Geometric Deep Learning: from Euclid to drug design
Monday May 10, 2021 – 3.15 pm CEST
For nearly two millennia, the word “geometry” was synonymous with Euclidean geometry, as no other types of geometry existed. Euclid’s monopoly came to an end in the 19th century, where multiple examples of non-Euclidean geometries were shown. However, these studies quickly diverged into disparate fields, with mathematicians debating the relations between different geometries and what defines one. A way out of this pickle was shown by Felix Klein in his Erlangen Programme, which proposed approaching geometry as the study of invariants or symmetries using the language of group theory. In the 20th century, these ideas have been fundamental in developing modern physics, culminating in the Standard Model.
The current state of deep learning somewhat resembles the situation in the field of geometry in the 19h century: On the one hand, in the past decade, deep learning has brought a revolution in data science and made possible many tasks previously thought to be beyond reach — including computer vision, playing Go, or protein folding. At the same time, we have a zoo of neural network architectures for various kinds of data, but few unifying principles. As in times past, it is difficult to understand the relations between different methods, inevitably resulting in the reinvention and re-branding of the same concepts.

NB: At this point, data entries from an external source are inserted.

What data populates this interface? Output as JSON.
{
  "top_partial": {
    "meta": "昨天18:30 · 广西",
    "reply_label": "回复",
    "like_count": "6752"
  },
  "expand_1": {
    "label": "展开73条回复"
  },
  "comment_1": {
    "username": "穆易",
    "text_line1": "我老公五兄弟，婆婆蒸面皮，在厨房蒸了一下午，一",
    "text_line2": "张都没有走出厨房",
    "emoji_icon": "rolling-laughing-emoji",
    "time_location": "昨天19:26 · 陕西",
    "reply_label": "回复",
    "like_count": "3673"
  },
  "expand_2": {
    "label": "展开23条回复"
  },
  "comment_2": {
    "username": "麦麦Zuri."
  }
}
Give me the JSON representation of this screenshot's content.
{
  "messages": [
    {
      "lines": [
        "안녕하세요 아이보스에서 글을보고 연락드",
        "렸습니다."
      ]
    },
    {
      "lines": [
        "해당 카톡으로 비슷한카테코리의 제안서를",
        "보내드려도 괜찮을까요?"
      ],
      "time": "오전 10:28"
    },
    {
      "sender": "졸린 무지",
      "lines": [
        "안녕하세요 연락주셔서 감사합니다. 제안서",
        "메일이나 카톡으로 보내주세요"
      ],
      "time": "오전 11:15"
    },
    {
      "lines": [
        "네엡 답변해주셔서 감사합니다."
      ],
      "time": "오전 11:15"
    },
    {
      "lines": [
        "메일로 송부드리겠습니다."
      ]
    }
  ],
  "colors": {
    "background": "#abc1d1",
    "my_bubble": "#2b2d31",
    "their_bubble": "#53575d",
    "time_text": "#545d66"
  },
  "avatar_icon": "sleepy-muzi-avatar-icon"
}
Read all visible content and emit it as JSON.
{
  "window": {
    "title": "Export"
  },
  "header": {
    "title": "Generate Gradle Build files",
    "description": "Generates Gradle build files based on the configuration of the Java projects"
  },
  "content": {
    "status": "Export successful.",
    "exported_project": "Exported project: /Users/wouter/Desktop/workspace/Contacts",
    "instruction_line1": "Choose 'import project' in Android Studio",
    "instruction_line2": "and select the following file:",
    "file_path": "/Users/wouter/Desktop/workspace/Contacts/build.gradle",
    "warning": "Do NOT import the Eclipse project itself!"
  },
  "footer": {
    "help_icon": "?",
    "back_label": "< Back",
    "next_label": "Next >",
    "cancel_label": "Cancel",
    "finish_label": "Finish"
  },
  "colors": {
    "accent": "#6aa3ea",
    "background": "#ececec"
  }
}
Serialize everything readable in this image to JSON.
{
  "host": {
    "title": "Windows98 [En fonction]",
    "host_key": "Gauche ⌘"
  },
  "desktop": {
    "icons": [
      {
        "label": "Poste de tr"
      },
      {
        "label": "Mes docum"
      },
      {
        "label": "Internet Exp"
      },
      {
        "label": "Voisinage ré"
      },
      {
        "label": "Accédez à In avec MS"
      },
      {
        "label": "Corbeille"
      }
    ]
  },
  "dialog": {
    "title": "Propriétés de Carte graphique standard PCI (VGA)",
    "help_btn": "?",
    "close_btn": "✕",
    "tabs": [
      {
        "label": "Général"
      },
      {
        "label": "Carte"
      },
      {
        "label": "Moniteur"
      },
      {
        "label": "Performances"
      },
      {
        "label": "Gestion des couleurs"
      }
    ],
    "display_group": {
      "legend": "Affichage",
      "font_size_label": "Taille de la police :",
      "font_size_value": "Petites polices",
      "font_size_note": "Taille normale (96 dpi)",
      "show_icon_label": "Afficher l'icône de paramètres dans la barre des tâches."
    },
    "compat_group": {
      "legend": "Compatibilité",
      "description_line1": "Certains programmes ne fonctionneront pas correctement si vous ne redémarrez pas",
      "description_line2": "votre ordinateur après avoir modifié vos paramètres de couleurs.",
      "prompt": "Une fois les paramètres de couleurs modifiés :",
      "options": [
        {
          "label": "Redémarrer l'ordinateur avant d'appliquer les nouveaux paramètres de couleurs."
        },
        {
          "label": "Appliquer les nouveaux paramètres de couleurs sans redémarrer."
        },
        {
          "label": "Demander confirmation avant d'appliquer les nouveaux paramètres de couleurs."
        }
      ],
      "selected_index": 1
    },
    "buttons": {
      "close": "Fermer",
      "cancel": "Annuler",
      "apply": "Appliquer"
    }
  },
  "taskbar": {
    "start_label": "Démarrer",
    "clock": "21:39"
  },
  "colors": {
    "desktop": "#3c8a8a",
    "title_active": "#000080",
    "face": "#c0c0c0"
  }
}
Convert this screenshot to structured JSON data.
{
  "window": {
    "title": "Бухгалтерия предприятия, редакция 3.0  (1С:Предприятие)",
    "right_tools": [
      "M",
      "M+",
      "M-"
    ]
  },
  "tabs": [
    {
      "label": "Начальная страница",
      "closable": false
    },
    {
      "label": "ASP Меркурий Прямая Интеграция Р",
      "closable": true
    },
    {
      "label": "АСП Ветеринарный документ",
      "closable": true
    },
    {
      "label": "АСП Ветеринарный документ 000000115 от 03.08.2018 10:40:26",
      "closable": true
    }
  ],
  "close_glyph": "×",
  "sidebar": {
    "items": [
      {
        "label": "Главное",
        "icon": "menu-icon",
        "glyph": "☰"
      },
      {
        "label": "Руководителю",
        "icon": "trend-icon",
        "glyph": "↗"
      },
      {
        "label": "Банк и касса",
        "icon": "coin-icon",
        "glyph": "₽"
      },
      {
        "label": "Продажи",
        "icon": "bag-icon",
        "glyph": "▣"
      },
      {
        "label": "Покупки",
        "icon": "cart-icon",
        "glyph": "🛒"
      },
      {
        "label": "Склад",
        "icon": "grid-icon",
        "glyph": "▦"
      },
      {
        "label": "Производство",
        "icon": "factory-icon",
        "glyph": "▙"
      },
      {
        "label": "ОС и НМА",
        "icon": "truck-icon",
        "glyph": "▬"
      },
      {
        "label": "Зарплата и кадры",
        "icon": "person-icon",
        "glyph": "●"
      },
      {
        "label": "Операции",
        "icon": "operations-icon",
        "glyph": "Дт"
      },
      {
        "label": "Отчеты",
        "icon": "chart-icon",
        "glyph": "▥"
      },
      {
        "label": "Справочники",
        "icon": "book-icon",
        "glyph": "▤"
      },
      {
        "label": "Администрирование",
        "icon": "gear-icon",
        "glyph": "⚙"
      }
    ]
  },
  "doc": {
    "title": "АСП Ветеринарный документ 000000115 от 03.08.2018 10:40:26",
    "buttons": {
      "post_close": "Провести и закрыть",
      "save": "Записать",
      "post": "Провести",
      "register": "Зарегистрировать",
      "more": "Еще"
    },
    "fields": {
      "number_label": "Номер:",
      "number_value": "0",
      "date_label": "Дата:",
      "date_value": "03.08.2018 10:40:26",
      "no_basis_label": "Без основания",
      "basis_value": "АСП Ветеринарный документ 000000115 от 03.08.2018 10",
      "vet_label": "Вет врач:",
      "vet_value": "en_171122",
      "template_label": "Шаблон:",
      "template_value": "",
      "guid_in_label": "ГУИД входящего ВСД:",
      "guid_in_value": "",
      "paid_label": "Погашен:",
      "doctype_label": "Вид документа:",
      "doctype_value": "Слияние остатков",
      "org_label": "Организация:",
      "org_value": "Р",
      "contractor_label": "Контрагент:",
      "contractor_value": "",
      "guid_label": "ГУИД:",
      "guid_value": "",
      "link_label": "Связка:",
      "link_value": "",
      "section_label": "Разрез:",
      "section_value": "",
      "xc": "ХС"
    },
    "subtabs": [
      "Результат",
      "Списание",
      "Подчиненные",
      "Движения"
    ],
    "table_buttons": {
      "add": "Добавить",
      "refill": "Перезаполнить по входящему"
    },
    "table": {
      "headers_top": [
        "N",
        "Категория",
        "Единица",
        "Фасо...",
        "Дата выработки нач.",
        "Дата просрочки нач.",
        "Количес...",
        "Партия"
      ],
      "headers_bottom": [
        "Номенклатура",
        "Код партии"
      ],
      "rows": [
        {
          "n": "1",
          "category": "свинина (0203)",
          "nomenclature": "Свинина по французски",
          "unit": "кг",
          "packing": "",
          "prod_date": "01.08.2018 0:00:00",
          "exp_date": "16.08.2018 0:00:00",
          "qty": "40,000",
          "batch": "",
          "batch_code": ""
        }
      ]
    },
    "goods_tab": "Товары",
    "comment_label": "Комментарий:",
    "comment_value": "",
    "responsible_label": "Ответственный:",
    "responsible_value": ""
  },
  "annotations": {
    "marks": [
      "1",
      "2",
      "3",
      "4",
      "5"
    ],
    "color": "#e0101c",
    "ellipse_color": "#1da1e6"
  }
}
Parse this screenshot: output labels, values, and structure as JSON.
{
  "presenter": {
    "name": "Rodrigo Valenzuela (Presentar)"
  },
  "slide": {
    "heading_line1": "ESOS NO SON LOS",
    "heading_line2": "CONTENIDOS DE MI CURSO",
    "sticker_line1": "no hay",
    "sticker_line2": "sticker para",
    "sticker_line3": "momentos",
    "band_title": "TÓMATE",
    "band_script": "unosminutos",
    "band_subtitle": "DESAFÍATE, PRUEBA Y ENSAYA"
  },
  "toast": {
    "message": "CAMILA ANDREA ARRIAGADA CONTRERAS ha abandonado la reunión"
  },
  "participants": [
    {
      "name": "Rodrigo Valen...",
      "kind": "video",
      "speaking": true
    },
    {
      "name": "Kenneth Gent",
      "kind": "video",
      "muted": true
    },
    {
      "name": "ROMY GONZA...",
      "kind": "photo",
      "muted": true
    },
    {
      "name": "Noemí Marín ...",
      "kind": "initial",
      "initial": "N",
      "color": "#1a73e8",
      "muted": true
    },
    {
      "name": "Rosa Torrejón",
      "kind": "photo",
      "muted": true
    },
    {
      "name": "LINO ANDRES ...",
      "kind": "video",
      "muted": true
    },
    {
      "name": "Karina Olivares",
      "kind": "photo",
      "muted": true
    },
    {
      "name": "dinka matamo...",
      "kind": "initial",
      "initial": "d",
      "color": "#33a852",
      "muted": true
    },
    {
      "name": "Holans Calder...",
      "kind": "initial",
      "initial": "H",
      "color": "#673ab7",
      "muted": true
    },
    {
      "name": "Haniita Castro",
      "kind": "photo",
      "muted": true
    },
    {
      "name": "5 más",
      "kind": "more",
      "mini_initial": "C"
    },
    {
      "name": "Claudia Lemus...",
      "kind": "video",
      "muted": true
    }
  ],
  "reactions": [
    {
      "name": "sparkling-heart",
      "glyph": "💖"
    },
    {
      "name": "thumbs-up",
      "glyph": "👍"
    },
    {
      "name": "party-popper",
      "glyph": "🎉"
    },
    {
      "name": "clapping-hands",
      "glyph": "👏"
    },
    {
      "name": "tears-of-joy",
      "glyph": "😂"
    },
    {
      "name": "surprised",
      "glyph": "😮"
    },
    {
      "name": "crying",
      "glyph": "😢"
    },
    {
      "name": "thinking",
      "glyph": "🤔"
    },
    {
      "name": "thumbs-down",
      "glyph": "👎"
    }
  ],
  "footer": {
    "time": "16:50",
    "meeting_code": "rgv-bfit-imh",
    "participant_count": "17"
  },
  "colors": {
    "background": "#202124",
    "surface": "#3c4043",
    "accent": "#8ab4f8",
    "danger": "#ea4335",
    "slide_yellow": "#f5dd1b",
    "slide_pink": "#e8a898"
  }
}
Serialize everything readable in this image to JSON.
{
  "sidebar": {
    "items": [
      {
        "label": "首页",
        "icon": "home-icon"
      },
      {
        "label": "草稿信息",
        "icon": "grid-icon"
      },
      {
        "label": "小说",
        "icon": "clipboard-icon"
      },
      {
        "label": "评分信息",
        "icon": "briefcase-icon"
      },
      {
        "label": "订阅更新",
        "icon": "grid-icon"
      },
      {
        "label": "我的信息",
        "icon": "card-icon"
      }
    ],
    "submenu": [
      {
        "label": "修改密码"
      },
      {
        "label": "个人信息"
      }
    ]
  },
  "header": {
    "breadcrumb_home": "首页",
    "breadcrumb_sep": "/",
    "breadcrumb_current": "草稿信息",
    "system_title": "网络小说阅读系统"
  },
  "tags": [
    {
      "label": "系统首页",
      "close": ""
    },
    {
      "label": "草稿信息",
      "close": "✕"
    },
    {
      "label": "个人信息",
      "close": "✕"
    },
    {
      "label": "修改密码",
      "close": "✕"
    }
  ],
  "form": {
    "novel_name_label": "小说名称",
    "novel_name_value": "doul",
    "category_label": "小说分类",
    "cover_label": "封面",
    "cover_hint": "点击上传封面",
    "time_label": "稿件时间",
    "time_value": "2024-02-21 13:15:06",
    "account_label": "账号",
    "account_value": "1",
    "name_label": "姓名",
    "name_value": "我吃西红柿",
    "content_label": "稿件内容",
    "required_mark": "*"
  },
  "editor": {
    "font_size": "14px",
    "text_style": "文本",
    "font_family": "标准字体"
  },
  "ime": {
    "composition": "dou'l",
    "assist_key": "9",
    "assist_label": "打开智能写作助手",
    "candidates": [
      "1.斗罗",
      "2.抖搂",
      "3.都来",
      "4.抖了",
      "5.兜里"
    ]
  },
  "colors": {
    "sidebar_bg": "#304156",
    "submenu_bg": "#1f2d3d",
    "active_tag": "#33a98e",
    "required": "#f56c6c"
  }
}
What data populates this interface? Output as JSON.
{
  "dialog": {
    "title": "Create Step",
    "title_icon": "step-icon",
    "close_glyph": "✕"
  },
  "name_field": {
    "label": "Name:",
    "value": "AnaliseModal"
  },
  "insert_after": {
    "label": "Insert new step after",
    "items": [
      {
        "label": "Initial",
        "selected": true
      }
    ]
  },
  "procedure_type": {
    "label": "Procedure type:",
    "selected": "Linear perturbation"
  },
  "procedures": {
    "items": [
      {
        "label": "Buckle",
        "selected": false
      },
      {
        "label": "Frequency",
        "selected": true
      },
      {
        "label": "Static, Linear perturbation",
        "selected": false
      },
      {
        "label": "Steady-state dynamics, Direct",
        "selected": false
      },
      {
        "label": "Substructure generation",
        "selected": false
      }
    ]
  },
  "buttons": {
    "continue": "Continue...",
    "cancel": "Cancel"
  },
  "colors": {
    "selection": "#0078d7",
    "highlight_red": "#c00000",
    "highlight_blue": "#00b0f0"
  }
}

Geometric Deep Learning aims to bring geometric unification to deep learning in the spirit of the Erlangen Programme. Such an endeavour serves a dual purpose: it provides a common mathematical framework to study the most successful neural network architectures, such as CNNs, RNNs, GNNs, and Transformers, and gives a constructive procedure to incorporate prior knowledge into neural networks and build future architectures in a principled way.
In this talk, I will overview the mathematical principles underlying Geometric Deep Learning on grids, graphs, and manifolds, and show some of the exciting and groundbreaking applications of these methods in the domains of computer vision, social science, biology, and drug design.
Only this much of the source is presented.